Hace un par de años estuve unos días en Bruselas, coincidiendo con mi cumpleaños, el móvil estuvo en modo avión todo el tiempo y me dediqué a pasear con mi pareja, disfrutar de esa maravillosa ciudad que tanto me gusta, visitar el Centre Belge de la Bande Dessinée, me compré muchos pitufos y devoré gofres salidos del Paraíso. En el aeropuerto de vuelta, mientras esperábamos el avión, encendí el aparato y entonces recibí varios mensajes que me habían mandado en ese tiempo y, aunque pueda sorprender a ciertos lectores, no sucedió nada. Respondí en ese momento y ya está. Sin dramas, sin presiones y sin agobios. ¿Y las redes sociales? Ahí estaban, seguían allí cuando entré en ellas.
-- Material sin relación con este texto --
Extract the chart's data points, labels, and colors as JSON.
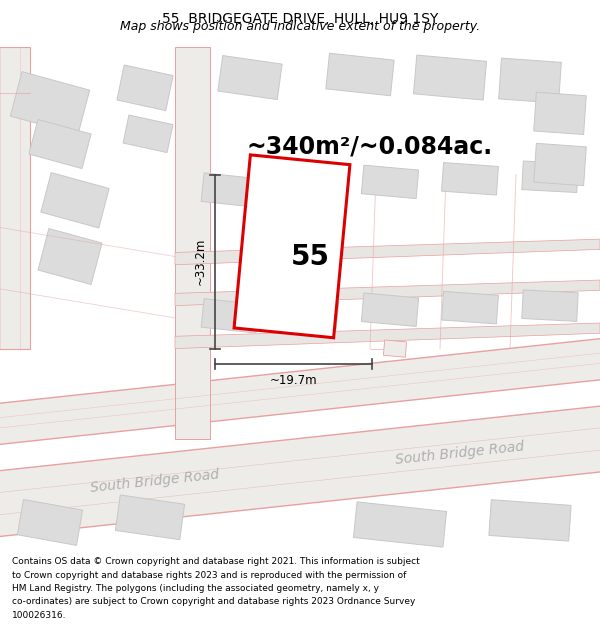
{
  "title": "55, BRIDGEGATE DRIVE, HULL, HU9 1SY",
  "subtitle": "Map shows position and indicative extent of the property.",
  "area_text": "~340m²/~0.084ac.",
  "property_number": "55",
  "dim_vertical": "~33.2m",
  "dim_horizontal": "~19.7m",
  "road_label_lower": "South Bridge Road",
  "road_label_upper": "South Bridge Road",
  "footer_lines": [
    "Contains OS data © Crown copyright and database right 2021. This information is subject",
    "to Crown copyright and database rights 2023 and is reproduced with the permission of",
    "HM Land Registry. The polygons (including the associated geometry, namely x, y",
    "co-ordinates) are subject to Crown copyright and database rights 2023 Ordnance Survey",
    "100026316."
  ],
  "bg_color": "#ffffff",
  "map_bg": "#f2f1f0",
  "plot_color": "#dd0000",
  "road_line_color": "#e8a0a0",
  "building_fill": "#dcdcdc",
  "building_edge": "#c8c8c8",
  "road_fill": "#f8f6f4",
  "dim_color": "#444444",
  "road_label_color": "#b0b0b0",
  "title_fontsize": 10,
  "subtitle_fontsize": 9,
  "area_fontsize": 17,
  "number_fontsize": 20,
  "road_label_fontsize": 10,
  "footer_fontsize": 6.5,
  "dim_fontsize": 8.5
}
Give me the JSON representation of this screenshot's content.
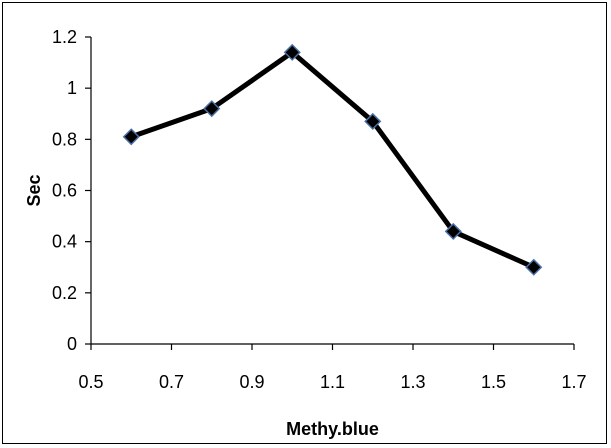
{
  "chart_data": {
    "type": "scatter",
    "title": "",
    "xlabel": "Methy.blue",
    "ylabel": "Sec",
    "xlim": [
      0.5,
      1.7
    ],
    "ylim": [
      0,
      1.2
    ],
    "x_ticks": [
      "0.5",
      "0.7",
      "0.9",
      "1.1",
      "1.3",
      "1.5",
      "1.7"
    ],
    "y_ticks": [
      "0",
      "0.2",
      "0.4",
      "0.6",
      "0.8",
      "1",
      "1.2"
    ],
    "grid": false,
    "legend": "none",
    "series": [
      {
        "x": [
          0.6,
          0.8,
          1.0,
          1.2,
          1.4,
          1.6
        ],
        "y": [
          0.81,
          0.92,
          1.14,
          0.87,
          0.44,
          0.3
        ],
        "line_color": "#000000",
        "marker": "diamond",
        "marker_fill": "#000000",
        "marker_edge": "#4a6fa5"
      }
    ]
  }
}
Posiblemente alguno dirá “¿Y si hay una emergencia o un imprevisto?”, me temo que nadie puede saber cuándo surgirá tal emergencia o imprevisto, y personalmente no veo sentido a planificar mi vida alrededor de tal circunstancia. Prefiero hacerlo según mis necesidades. Al final es todo una cuestión de elección vital, de a qué queremos dedicar el tiempo y con quién queremos pasarlo.

También están los que tienen miedo a “perderse algo importante” y si bien esto depende totalmente de la escala de valores de cada uno, creo que puedo contar con los dedos de una mano las veces que algo de relevancia real me ha llegado a través de Twitter, Instagram u otras de las plataformas que he usado a lo largo de los años. Seamos sinceros, en general la mayoría de las ocasiones son solo una forma de pasar el rato, de no pensar (en ocasiones en exceso) y, esto hay que decirlo, de una cierta adicción de la que se habla demasiado poco.

Tenemos, tengo, tienes, tenéis, derecho a la desconexión. No lo dudéis. Y dicho esto, es precisamente lo que voy a hacer, nos vemos al final del verano. Disfrutad de estas semanas, leed mucho, jugad con vuestros peludos y sentaos bajo un árbol para ver cómo las hojas son mecidas por el viento.